I celebrated the rain when it came last week. I will celebrate it again, whenever it returns. In the meantime, California is facing the worst drought in recorded history, and the blame, it appears, comes from a "ridiculously resilient ridge" of atmospheric high pressure off the West Coast, deflecting storm systems away from California and the other western states. The picture above, of the snowpack in the Sierra, as of January 3rd, should let us know we have a problem. 

I learned a lot at the 10th Annual Water Law Symposium held last weekend at Hastings College of the Law, in San Francisco. Among other things, I learned that global warming models, derived quite a few years ago, predicted that with the melting of ice in the Arctic a high-pressure ridge would develop exactly where that "ridiculously resilient ridge" is now located. In other words, while our historic drought may or may not be totally dependent on global warming, global warming has played an important part in our current water woes.

Perhaps it will all work out. Maybe that "ridiculously resilient ridge" of high pressure air will dissipate and disappear. Maybe we have nothing to worry about.

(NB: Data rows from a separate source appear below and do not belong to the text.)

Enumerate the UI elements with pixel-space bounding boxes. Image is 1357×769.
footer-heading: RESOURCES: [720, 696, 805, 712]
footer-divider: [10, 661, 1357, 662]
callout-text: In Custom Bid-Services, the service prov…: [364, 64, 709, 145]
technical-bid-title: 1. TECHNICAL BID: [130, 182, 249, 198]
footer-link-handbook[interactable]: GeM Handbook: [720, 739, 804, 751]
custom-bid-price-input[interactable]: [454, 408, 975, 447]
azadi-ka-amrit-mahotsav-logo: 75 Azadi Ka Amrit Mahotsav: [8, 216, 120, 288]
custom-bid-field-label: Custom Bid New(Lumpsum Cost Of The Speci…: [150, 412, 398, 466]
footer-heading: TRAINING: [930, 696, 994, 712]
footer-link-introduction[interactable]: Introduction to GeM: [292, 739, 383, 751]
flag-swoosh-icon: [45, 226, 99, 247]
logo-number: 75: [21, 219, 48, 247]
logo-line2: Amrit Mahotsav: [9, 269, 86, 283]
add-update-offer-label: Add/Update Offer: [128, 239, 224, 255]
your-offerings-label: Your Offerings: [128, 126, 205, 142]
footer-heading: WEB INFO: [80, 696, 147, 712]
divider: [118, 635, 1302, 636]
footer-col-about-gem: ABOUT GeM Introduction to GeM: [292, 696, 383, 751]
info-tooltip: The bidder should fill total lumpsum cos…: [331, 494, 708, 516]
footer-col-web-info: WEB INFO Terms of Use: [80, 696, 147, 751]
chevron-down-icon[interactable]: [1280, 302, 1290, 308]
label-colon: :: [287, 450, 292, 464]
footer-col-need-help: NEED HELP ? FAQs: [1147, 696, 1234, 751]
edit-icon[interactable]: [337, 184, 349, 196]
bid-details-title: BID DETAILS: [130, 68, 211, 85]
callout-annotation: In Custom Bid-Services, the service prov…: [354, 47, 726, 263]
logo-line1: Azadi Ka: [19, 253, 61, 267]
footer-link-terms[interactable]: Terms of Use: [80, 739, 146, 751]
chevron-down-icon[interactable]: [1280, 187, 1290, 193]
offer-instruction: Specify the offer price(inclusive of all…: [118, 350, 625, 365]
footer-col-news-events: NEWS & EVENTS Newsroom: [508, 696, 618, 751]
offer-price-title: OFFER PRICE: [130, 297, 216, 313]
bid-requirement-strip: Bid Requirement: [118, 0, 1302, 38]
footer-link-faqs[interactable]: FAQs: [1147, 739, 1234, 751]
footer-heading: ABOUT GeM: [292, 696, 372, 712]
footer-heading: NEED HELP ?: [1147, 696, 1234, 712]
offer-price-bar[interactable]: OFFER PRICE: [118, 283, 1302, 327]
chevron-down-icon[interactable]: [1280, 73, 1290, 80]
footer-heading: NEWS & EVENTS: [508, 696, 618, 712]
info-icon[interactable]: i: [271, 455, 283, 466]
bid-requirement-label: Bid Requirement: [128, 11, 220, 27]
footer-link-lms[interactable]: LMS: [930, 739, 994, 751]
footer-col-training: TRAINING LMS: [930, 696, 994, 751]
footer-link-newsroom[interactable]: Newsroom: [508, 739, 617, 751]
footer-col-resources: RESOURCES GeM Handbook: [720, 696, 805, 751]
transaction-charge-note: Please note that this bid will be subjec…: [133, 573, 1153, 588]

On the other hand, however "ridiculous" it might seem, it may be that this "resilient ridge" is now going to be a permanent feature of the World of Nature, in our neighborhood. If that turns out to be true, the picture above may reflect a "big" snow season at Lake Tahoe. 

Ridiculous?

I am not laughing. 


Image Credit:
http://www.pe.com/local-news/local-news-headlines/20140124-weather-ridiculously-resilient-ridge-blocking-much-needed-rain-snow.ece

1 comment:

  1. I'm not familiar with this global climate model projection. (Models do not predict, they can only project from current conditions possible scenarios for later confirmation by observation.)

    Do you have the citation for this claim?

    The Pacific high pressure ridge is known historically as a function of ENSO variability. It can never become a permanent feature of the world of nature, as Arctic ice is returning quickly and will never (in human time scale) disappear completely.